Spätestens, wenn die ersten DSGVO-Präzedenzfälle zugunsten der Abmahner entschieden sind („Vor Gericht und auf hoher See ist man in Gottes Hand“), ist Hysterie durchaus angebracht.

Die Angst von Kleinunternehmern vor DSGVO-bedingten Abmahnungen, mag Stand heute übertrieben sein, – ist aber auch jetzt schon in den Augen vieler Politiker durchaus berechtigt.

Ein Vorstoß der CDU (Elisabeth Winkelmeier-Becker), DSGVO-bedingte Abmahnungen zunächst mal für ein Jahr auszusetzen, ist leider an der SPD gescheitert.

Nun versucht die CSU (Markus Söder, siehe https://www.heise.de/tp/features/Bayern-bringt-Gesetz-gegen-DSGVO-Abmahnungen-ein-4096128.html) das Thema anzugehen und wird dabei hoffentlich mehr Erfolg bei der SPD haben.

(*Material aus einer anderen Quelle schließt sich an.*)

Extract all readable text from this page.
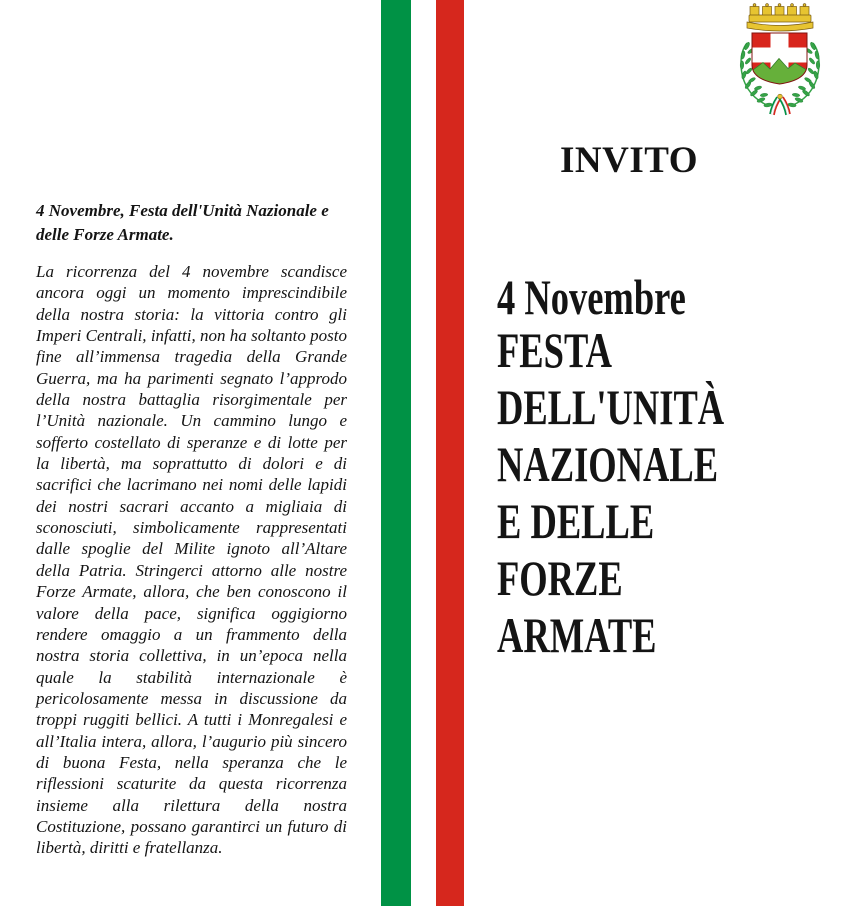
4 Novembre, Festa dell'Unità Nazionale e delle Forze Armate.
La ricorrenza del 4 novembre scandisce ancora oggi un momento imprescindibile della nostra storia: la vittoria contro gli Imperi Centrali, infatti, non ha soltanto posto fine all’immensa tragedia della Grande Guerra, ma ha parimenti segnato l’approdo della nostra battaglia risorgimentale per l’Unità nazionale. Un cammino lungo e sofferto costellato di speranze e di lotte per la libertà, ma soprattutto di dolori e di sacrifici che lacrimano nei nomi delle lapidi dei nostri sacrari accanto a migliaia di sconosciuti, simbolicamente rappresentati dalle spoglie del Milite ignoto all’Altare della Patria. Stringerci attorno alle nostre Forze Armate, allora, che ben conoscono il valore della pace, significa oggigiorno rendere omaggio a un frammento della nostra storia collettiva, in un’epoca nella quale la stabilità internazionale è pericolosamente messa in discussione da troppi ruggiti bellici. A tutti i Monregalesi e all’Italia intera, allora, l’augurio più sincero di buona Festa, nella speranza che le riflessioni scaturite da questa ricorrenza insieme alla rilettura della nostra Costituzione, possano garantirci un futuro di libertà, diritti e fratellanza.
INVITO
4 Novembre
FESTA
DELL'UNITÀ
NAZIONALE
E DELLE
FORZE
ARMATE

Die Angst vor DSGVO Abmahnungen mag aktuell übertrieben und irreal sein, die Konsequenz daraus, nämlich die massenweise Abschaltung der Webseiten von Vereinen, Kleinunternehmen und Handwerkern ist dagegen sehr real und macht das Internet in Deutschland leider sehr viel ärmer.